Other risks and final considerations
In terms of downside risks, like other health insurers, UNH faces industry-wide risks, including rising health care costs and potential changes in government regulations. The Medicaid eligibility redetermination process is a good example of this risk. There are also other potential regulatory changes that could adversely affect UNH. For example, changes in Medicare/Medicaid reimbursement rates could have a significant impact on UNH. The government sets the reimbursement rates for services provided to patients under Medicare and Medicaid. If these rates are reduced, UNH's revenue for these programs could decrease. Another potential risk is regulations regarding prescription drug pricing. Recent efforts to address rising prescription drug costs could limit UNH's ability to negotiate favorable prices with pharmaceutical companies, impacting profit margins. Additionally, both UNH and its peers are grappling with intense competition within the health insurance marketplace. Additionally, the success of UNH's data-driven approach could be hindered by the recent rise of AI. The future of the sector is likely to be complicated by fiercer competition (e.g., the proliferation of AI applications) and stricter regulations to protect sensitive patient information.

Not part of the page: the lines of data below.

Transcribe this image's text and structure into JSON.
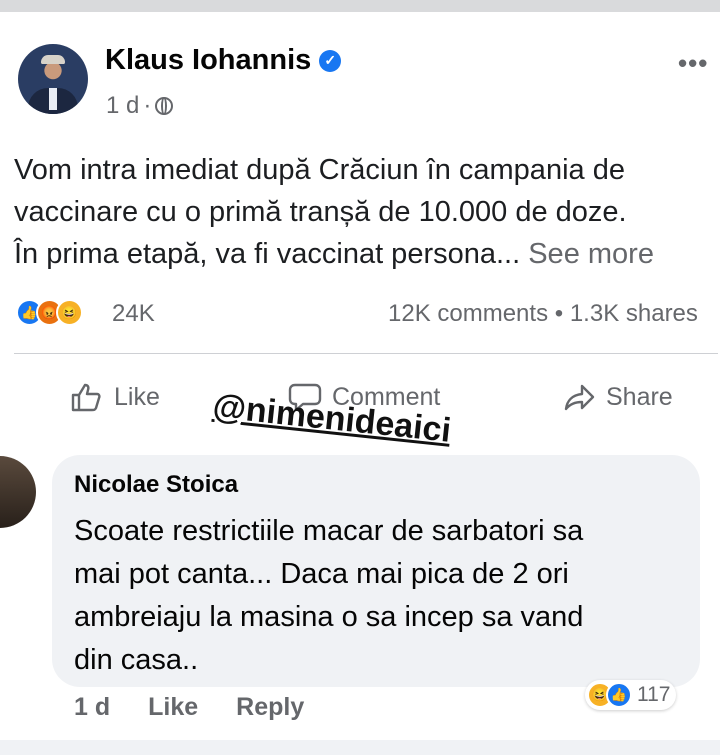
{
  "post": {
    "author": "Klaus Iohannis",
    "time": "1 d",
    "text_lines": [
      "Vom intra imediat după Crăciun în campania de",
      "vaccinare cu o primă tranșă de 10.000 de doze.",
      "În prima etapă, va fi vaccinat persona..."
    ],
    "see_more": "See more",
    "reaction_count": "24K",
    "comments": "12K comments",
    "separator": "•",
    "shares": "1.3K shares",
    "reaction_icons": [
      "like-icon",
      "angry-icon",
      "haha-icon"
    ]
  },
  "actions": {
    "like": "Like",
    "comment": "Comment",
    "share": "Share"
  },
  "watermark": "@nimenideaici",
  "comment": {
    "author": "Nicolae Stoica",
    "text_lines": [
      "Scoate restrictiile macar de sarbatori sa",
      "mai pot canta... Daca mai pica de 2 ori",
      "ambreiaju la masina o sa incep sa vand",
      "din casa.."
    ],
    "time": "1 d",
    "like": "Like",
    "reply": "Reply",
    "reaction_count": "117",
    "reaction_icons": [
      "haha-icon",
      "like-icon"
    ]
  },
  "colors": {
    "facebook_blue": "#1877f2",
    "secondary_text": "#65676b",
    "comment_bubble": "#f0f2f5"
  }
}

Ultimately, I agree with Wall Street and believe UNH represents an attractive buying opportunity under current conditions. My overall impression is that the positives far outweigh the negatives. It offers a balanced combination of growth potential, an attractive valuation and a stable fundamental position in a sector that is supported by secular tailwinds from an aging population. Finally, its excellent balance sheet strength provides an added layer of safety.